Wiele artykułów omawianych na tych łamach poświęcone było zależności między depresją a cukrzycą. Jak wiadomo rozpowszechnienie obydwu tych chorób jest wysokie. Badania epidemiologiczne wskazują, że co najmniej 16% dorosłej populacji USA przechodzi epizod dużej depresji, a częstość występowania cukrzycy wynosi 6,5% i ulega systematycznemu wzrostowi, co można wiązać z lawinowym wzrostem zjawiska otyłości. Weryfikacja hipotezy, że zależność między depresją, a cukrzycą typu II ma charakter dwukierunkowy (tzn. że depresja zwiększa ryzyko wystąpienia cukrzycy i vice versa) była celem meta-analizy opublikowanej w Diabetes Care (2008, 31, 2383). Autorzy artykułu (Mezuz i wsp.) dokonali przeglądu wszystkich badań na ten temat indeksowanych w Medline opublikowanych w latach 1950-2007. Spośród 42 publikacji pełnotekstowych, 13 z nich, obejmujące łącznie 6916 przypadków spełniało kryteria badawcze związane z wpływem depresji na ryzyko występowania cukrzycy, natomiast 7 z nich, obejmujących łącznie 6414 przypadków spełniało kryteria badawcze związane z wpływem cukrzycy na wystąpienie depresji. Meta-analiza wykazała, że depresja związana jest ze znacznym zwiększeniem (o 60%) ryzyka wystąpienia cukrzycy typu drugiego (przedział ufności 95%: 1,37-1,88). Z kolei cukrzyca typu II powoduje jedynie umiarkowany (15%) wzrost ryzyka wystąpienia depresji (przedział ufności 95%: 1,02-1,30). Autorzy uważają, że konieczne są badania patofizjologiczne dotyczące tych zależności. W szczególności istotne jest wyjaśnienie czy stosowanie terapeutyczne określonych leków przeciw depresyjnych może u chorych na depresję zwiększać ryzyko wystąpienia cukrzycy typu II.

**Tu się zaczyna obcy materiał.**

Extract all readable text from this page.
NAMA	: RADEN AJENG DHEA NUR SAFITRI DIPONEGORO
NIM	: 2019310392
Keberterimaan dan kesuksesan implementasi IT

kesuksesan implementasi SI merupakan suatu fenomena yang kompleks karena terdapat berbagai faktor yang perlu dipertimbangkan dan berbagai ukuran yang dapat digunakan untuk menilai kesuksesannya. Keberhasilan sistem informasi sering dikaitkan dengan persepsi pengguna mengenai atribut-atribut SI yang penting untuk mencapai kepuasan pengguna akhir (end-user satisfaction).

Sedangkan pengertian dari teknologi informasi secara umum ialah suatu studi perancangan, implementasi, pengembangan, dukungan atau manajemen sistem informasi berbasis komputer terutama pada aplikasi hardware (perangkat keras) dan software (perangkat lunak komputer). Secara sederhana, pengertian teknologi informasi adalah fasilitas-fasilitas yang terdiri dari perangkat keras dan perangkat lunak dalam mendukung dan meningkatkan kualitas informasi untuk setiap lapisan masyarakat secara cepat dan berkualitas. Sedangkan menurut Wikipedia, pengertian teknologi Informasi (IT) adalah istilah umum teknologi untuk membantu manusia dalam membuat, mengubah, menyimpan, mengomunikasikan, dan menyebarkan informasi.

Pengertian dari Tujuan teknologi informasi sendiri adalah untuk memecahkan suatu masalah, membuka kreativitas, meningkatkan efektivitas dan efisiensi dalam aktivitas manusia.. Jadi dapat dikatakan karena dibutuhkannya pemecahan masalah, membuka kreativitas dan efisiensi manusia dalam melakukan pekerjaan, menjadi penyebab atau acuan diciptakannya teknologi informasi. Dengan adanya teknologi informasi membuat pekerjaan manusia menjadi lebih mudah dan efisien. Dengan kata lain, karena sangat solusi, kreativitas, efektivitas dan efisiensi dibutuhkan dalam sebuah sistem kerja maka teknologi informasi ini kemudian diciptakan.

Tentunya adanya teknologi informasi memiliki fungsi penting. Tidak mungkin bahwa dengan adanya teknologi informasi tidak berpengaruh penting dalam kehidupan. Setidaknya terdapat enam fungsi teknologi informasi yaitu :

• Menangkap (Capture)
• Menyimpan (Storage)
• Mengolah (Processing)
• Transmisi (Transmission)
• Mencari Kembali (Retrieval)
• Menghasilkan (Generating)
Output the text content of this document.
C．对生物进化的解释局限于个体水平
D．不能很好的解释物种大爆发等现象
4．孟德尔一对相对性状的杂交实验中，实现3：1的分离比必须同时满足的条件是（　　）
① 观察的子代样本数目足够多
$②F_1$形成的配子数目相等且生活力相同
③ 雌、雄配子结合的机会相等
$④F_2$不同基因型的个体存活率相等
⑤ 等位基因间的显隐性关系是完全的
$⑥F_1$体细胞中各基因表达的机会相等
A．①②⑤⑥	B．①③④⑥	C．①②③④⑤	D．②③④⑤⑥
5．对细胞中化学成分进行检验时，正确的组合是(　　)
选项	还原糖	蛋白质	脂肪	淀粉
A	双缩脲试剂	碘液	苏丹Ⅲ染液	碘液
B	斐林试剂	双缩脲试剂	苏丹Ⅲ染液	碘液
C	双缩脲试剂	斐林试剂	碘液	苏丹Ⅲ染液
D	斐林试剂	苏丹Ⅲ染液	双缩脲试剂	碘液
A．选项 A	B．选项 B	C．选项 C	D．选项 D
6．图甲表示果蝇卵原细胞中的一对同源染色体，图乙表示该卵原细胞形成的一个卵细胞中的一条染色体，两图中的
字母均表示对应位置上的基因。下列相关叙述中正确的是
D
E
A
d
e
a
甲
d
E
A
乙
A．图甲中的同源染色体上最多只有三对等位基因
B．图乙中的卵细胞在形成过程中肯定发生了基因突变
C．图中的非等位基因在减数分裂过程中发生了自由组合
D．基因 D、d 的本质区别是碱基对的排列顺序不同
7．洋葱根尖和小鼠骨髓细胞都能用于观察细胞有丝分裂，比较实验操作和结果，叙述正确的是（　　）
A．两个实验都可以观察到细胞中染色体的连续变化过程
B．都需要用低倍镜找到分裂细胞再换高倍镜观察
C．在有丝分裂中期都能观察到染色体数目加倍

Na zakończenie chciałbym przedstawić artykuł pośrednio związany z problematyką depresji zamieszczony w Cleveland Clinical Journal of Medicine (2008, 75, 856), w którym neurolodzy amerykańscy (Pandya i wsp.) omawiają chorobę Parkinsona w kontekście objawów nie związanych z układem ruchowym. Jak wiadomo, objawy motoryczne, takie jak drżenie mięśniowe, sztywność mięśniowa, bradykinezja i zaburzenia równowagi uważane są za najbardziej istotne dla rozpoznania i leczenia tej choroby. U pacjentów z chorobą Parkinsona częściej niż w populacji ogólnej występuje zespół niespokojnych nóg (restless leg syndrome). Jak gdyby w tle wymienionych objawów pozostają inne, czuciowe, autonomiczne i behawioralne, może mniej widoczne, ale również ściśle związane z tą chorobą, takie jak zaburzenia węchu, zmęczenie, depresja, lęk, zmiany otępienne. U 60% pacjentów z chorobą Parkinsona stwierdza się co najmniej jeden objaw nie-motoryczny. Niektóre z nich, takie jak np. depresja i zaburzenia poznawcze mogą być przyczyną większego pogorszenia jakości życia niż zaburzenia motoryczne. Problem jest tym większy, że objawy nie-motoryczne często nie są dostrzegane, bądź z powodu niewielkiej wiedzy dotyczących możliwości ich istnienia, bądź z powodu nietypowego obrazu klinicznego. Związek tych objawów z chorobą podstawową jest różnorodny. Mogą one poprzedzać wystąpienie objawów choroby Parkinsona, wynikać z procesu patogenetycznego samej choroby bądź pojawiać się w następstwie jej leczenia, przy zmianach stosowanych leków lub ich dawki.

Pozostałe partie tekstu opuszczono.